Jumat, 18 Agustus 2017
ADA MAKNA DIDALAM WARNA
Salah satu keunggulan manusia adalah bahwa ia memiliki daya kreatif untuk membuat, membentuk apa yang ada di sekelilingnya, kemudian diolah menjadi sesuatu yang bermanfaat.
Daya kreativitas tersebut merupakan bagian yang penting dalam proses berkarya seni. Seni memiliki fungsi dan tujuan praktis, sebagai norma perilaku yang teratur, meneruskan adat kebiasaan dan nilai-nilai budaya. Pada suatu masyarakat tradisional,
selain memiliki fungsi guna atau manfaat, pakaian seringkali memiliki fungsi lain seperti fungsi status simbol, maupun ritual keagamaan, pada motif- motif tertentu terdapat kandungan nilai, harapan, dan sebagainya.
Kain lurik misalnya, merupakan suatu simbol karena ia memiliki makna, dalam setiap garisnya maupun warnanya. Lurik tidak lepas dari warna. Motif lurik dapat dikatakan terbentuk dari susunan/komposisi warna. Pada zaman dulu warna merupakan salah satu manifestasi dari simbol yang berkaitan dengan kehidupan orang Jawa, berkaitan dengan kepercayaan, hari pasaran, arah dan sebagainya.

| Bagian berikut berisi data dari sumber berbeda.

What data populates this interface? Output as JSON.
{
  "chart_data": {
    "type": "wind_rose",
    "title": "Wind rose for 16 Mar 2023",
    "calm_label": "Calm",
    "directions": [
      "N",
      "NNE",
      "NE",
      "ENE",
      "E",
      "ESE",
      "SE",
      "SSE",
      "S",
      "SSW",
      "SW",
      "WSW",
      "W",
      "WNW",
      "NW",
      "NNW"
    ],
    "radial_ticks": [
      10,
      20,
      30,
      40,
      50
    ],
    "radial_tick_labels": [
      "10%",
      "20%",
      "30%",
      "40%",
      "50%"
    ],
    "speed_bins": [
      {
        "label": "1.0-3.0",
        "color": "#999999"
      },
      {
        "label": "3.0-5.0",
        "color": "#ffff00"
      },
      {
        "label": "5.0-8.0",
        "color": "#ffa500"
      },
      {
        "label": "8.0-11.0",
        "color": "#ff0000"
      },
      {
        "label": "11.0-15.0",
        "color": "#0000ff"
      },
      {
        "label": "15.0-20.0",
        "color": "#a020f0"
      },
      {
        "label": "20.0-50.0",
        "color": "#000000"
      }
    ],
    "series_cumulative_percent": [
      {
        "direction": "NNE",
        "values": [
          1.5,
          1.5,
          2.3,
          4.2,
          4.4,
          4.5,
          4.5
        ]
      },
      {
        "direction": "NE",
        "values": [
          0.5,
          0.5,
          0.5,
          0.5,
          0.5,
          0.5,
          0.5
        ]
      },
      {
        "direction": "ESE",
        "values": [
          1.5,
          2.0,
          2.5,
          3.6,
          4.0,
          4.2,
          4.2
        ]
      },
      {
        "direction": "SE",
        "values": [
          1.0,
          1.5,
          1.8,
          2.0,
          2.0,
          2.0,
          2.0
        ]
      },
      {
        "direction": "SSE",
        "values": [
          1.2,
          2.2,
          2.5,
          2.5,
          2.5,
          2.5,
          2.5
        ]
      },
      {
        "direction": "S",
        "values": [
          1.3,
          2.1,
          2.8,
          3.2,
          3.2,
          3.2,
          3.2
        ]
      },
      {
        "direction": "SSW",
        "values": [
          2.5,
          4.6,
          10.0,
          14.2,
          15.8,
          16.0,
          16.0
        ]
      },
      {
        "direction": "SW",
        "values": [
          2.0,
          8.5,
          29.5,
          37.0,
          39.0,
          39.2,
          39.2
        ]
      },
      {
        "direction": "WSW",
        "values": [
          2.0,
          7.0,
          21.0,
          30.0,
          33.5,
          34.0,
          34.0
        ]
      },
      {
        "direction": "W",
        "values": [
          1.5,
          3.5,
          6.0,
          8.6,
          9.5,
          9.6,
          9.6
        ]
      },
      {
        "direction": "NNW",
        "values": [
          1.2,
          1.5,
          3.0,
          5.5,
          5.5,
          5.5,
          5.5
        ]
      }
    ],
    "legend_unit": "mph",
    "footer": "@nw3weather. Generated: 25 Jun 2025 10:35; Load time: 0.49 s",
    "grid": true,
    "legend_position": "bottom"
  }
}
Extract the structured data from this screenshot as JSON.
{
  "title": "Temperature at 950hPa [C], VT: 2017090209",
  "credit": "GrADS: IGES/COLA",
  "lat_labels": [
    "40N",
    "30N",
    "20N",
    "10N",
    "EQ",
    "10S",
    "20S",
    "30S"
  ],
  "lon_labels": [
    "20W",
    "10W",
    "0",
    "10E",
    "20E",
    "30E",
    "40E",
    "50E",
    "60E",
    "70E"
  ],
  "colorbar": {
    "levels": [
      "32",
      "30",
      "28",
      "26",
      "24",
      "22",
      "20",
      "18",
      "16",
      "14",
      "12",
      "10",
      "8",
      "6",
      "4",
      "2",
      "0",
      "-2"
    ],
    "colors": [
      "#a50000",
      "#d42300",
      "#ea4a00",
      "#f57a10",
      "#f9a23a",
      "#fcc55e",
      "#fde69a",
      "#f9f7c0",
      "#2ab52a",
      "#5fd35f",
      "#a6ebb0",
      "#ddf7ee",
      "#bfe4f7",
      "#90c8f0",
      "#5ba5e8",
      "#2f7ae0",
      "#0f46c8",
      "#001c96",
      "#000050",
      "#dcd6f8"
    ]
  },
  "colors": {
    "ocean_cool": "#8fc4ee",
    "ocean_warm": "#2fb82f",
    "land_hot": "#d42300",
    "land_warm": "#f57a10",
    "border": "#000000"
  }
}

Putih: menunjukkan arah Timur, hari pasarannya legi. Filosofinya bekal orang hidup, kebutuhan fisik yang berarti kesucian.
Merah: menunjukkan arah Selatan, hari pasarannya pahing. Filosofinya dinamik dan sudah menginjak dewasa
Kuning: menunjukkan arah Barat, hari pasarannya pon. Filosofinya keagungan, ketenangan, dan matang
Hitam: menunjukkan arah Utara, hari pasarannya wage. Filosofinya berarti kelanggengan, keabadian dan kematian.
Moncowarna (warna campuran): menunjukkan arah Tengah hari pasarannya kliwon. Filosofinya orang itu ada atau tidak ada, telah diteruskan orang lain.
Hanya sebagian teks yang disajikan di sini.